Quando scoppiò Tangentopoli, che travolse la Dc e il Psi di Craxi, i comunisti stanno ancora lì, imbambolati: non è che “astutamente” pensano di godere della furia che si abbatte su Dc e Psi, è che proprio non sanno cosa fare, se non stare a guardare quello che fa la magistratura – non hanno un “discorso” per la nuova repubblica che si potrebbe costruire a nascere dalle ceneri della vecchia.

È Berlusconi – peraltro sulla più “antica” delle contrapposizioni: l’anticomunismo – che coglie la palla al balzo e “inventa” un partito; non solo, ma proprio per la debolezza delle sinistre “sdogana” la destra fascista e si fa garante del suo processo di democratizzazione. È così che abbiamo, primi in Europa, una destra, che al suo interno ha di certo una tensione forte a abbandonare il passato ma calcificazioni dure a morire di quello stesso passato, che va a governare.

E poi – non è finita – abbiamo la Lega Nord di Bossi che poi diventa una “opzione italianista” con Salvini, e Beppe Grillo con le sue “cinque stelle” che fa il pieno elettorale per poi applicare governativamente il suo “né di destra né di sinistra”, andando una volta con l’una e una volta con l’altra. Ma queste cose le sappiamo. Sono, appunto, il “laboratorio italiano”: persino il governo Draghi possiamo farci rientrare, che è la dichiarazione “conclamata” di tale frammentazione impotente.

Le presidenziali in Francia con un partito “nuovo” e una destra “sdoganata” stanno quindi a pieno titolo nella situazione della politica in Europa. Qual è il tratto comune? Certo, è possibile dire che esiste un “asse” di partiti europei che sono europeisti (di centro-sinistra e liberali) e un asse anti- europeista ( di destra e ci sinistra radicale). Ma il vero problema non è questa “astratta” determinazione a essere pro o contro l’Europa e il “globalismo”. Il vero problema – con la crisi delle grandi famiglie politiche europee – è che esistono soltanto da una parte l’europeismo dei governi e dall’altra il nazionalismo. Quello che manca, e fortemente, è il “punto di vista” delle organizzazioni politiche europee - l’influenza dei “corpi intermedi” a livello europeo.

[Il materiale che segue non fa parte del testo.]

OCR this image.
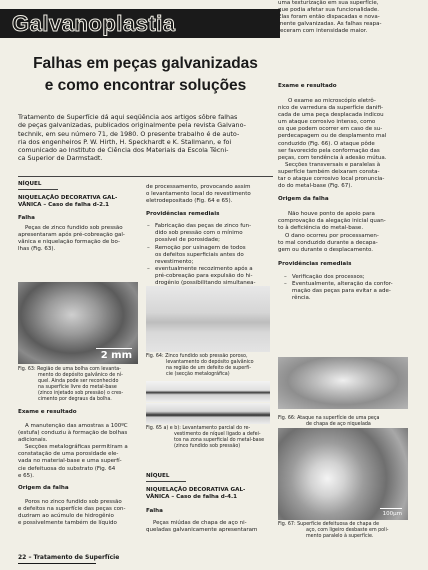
Galvanoplastia
Falhas em peças galvanizadas
e como encontrar soluções
Tratamento de Superfície dá aqui seqüência aos artigos sôbre falhas
de peças galvanizadas, publicados originalmente pela revista Galvano-
technik, em seu número 71, de 1980. O presente trabalho é de auto-
ria dos engenheiros P. W. Hirth, H. Speckhardt e K. Stallmann, e foi
comunicado ao Instituto de Ciência dos Materiais da Escola Técni-
ca Superior de Darmstadt.
NÍQUEL
NIQUELAÇÃO DECORATIVA GAL-
VÂNICA – Caso de falha d-2.1
Falha
Peças de zinco fundido sob pressão
apresentaram após pré-cobreação gal-
vânica e niquelação formação de bo-
lhas (Fig. 63).
2 mm
Fig. 63: Região de uma bolha com levanta-
mento do depósito galvânico de ní-
quel. Ainda pode ser reconhecido
na superfície livre do metal-base
(zinco injetado sob pressão) o cres-
cimento por degraus da bolha.
Exame e resultado
A manutenção das amostras a 100ºC
(estufa) conduziu à formação de bolhas
adicionais.
Secções metalográficas permitiram a
constatação de uma porosidade ele-
vada no material-base e uma superfí-
cie defeituosa do substrato (Fig. 64
e 65).
Origem da falha
Poros no zinco fundido sob pressão
e defeitos na superfície das peças con-
duziram ao acúmulo de hidrogênio
e possìvelmente também de líquido
de processamento, provocando assim
o levantamento local do revestimento
eletrodepositado (Fig. 64 e 65).
Providências remediais
– Fabricação das peças de zinco fun-
dido sob pressão com o mínimo
possível de porosidade;
– Remoção por usinagem de todos
os defeitos superficiais antes do
revestimento;
– eventualmente recozimento após a
pré-cobreação para expulsão do hi-
drogênio (possibilitando simultanea-
Fig. 64: Zinco fundido sob pressão poroso,
levantamento do depósito galvânico
na região de um defeito de superfí-
cie (secção metalográfica)
Fig. 65 a) e b): Levantamento parcial do re-
vestimento de níquel ligado a defei-
tos na zona superficial do metal-base
(zinco fundido sob pressão)
NÍQUEL
NIQUELAÇÃO DECORATIVA GAL-
VÂNICA – Caso de falha d-4.1
Falha
Peças miúdas de chapa de aço ni-
queladas galvanicamente apresentaram
uma texturização em sua superfície,
que podia afetar sua funcionalidade.
Elas foram então dispacadas e nova-
mente galvanizadas. As falhas reapa-
receram com intensidade maior.
Exame e resultado
O exame ao microscópio eletrô-
nico de varredura da superfície danifi-
cada de uma peça desplacada indicou
um ataque corrosivo intenso, como
os que podem ocorrer em caso de su-
perdecapagem ou de desplamento mal
conduzido (Fig. 66). O ataque pôde
ser favorecido pela conformação das
peças, com tendência à adesão mútua.
Secções transversais e paralelas à
superfície também deixaram consta-
tar o ataque corrosivo local pronuncia-
do do metal-base (Fig. 67).
Origem da falha
Não houve ponto de apoio para
comprovação da alegação inicial quan-
to à deficiência do metal-base.
O dano ocorreu por processamen-
to mal conduzido durante a decapa-
gem ou durante o desplacamento.
Providências remediais
– Verificação dos processos;
– Eventualmente, alteração da confor-
mação das peças para evitar a ade-
rência.
Fig. 66: Ataque na superfície de uma peça
de chapa de aço niquelada
100µm
Fig. 67: Superfície defeituosa de chapa de
aço, com ligeiro desbaste em poli-
mento paralelo à superfície.
22 – Tratamento de Superfície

Non esiste più una “internazionale socialista”, quella di Brandt e Mitterrand - ovvero i partiti socialisti non elaborano più insieme una strategia per l’Europa - come non esiste più una “internazionale cattolico-popolare”, da Adenauer a Kohl. Ci sono cioè i governi nazionali e Bruxelles. Scholz incontra Draghi, Macron parla con Sánchez, ma gli uni e gli altri come premier, non come leader politici, e i socialisti europei non si incontrano per elaborare una linea comune, ad esempio, sulla guerra in Ucraina, lo fa l’Unione europea. Neanche i liberali si incontrano per elaborare una linea comune, e neanche i cattolico- popolari. Sono le destre, invece, molto attive: Salvini e Le Pen si sono dati un gran da fare per sviluppare, con Orban, un programma comune di sovranismo, e entrambi avevano da tempo strizzato l’occhiolino a Putin e alla sua autocrazia.

Aggiungerei anche un altro dato, che si va riproponendo in Francia, come già negli Stati uniti e come già per la Brexit e, in piccolo, anche in Italia: le città restano saldamente democratiche, mentre “la campagna”, la periferia si colora di destra. Come ci fossero due Europe, e non dell’est e dell’ovest, ma quella delle città e quella della “campagna”: in Francia era già emerso con i “gilet jaunes”. In questo senso, seguire l’esito delle elezioni in Francia fra due settimane sarà molto importante. Ma, di certo, non sarà tutto.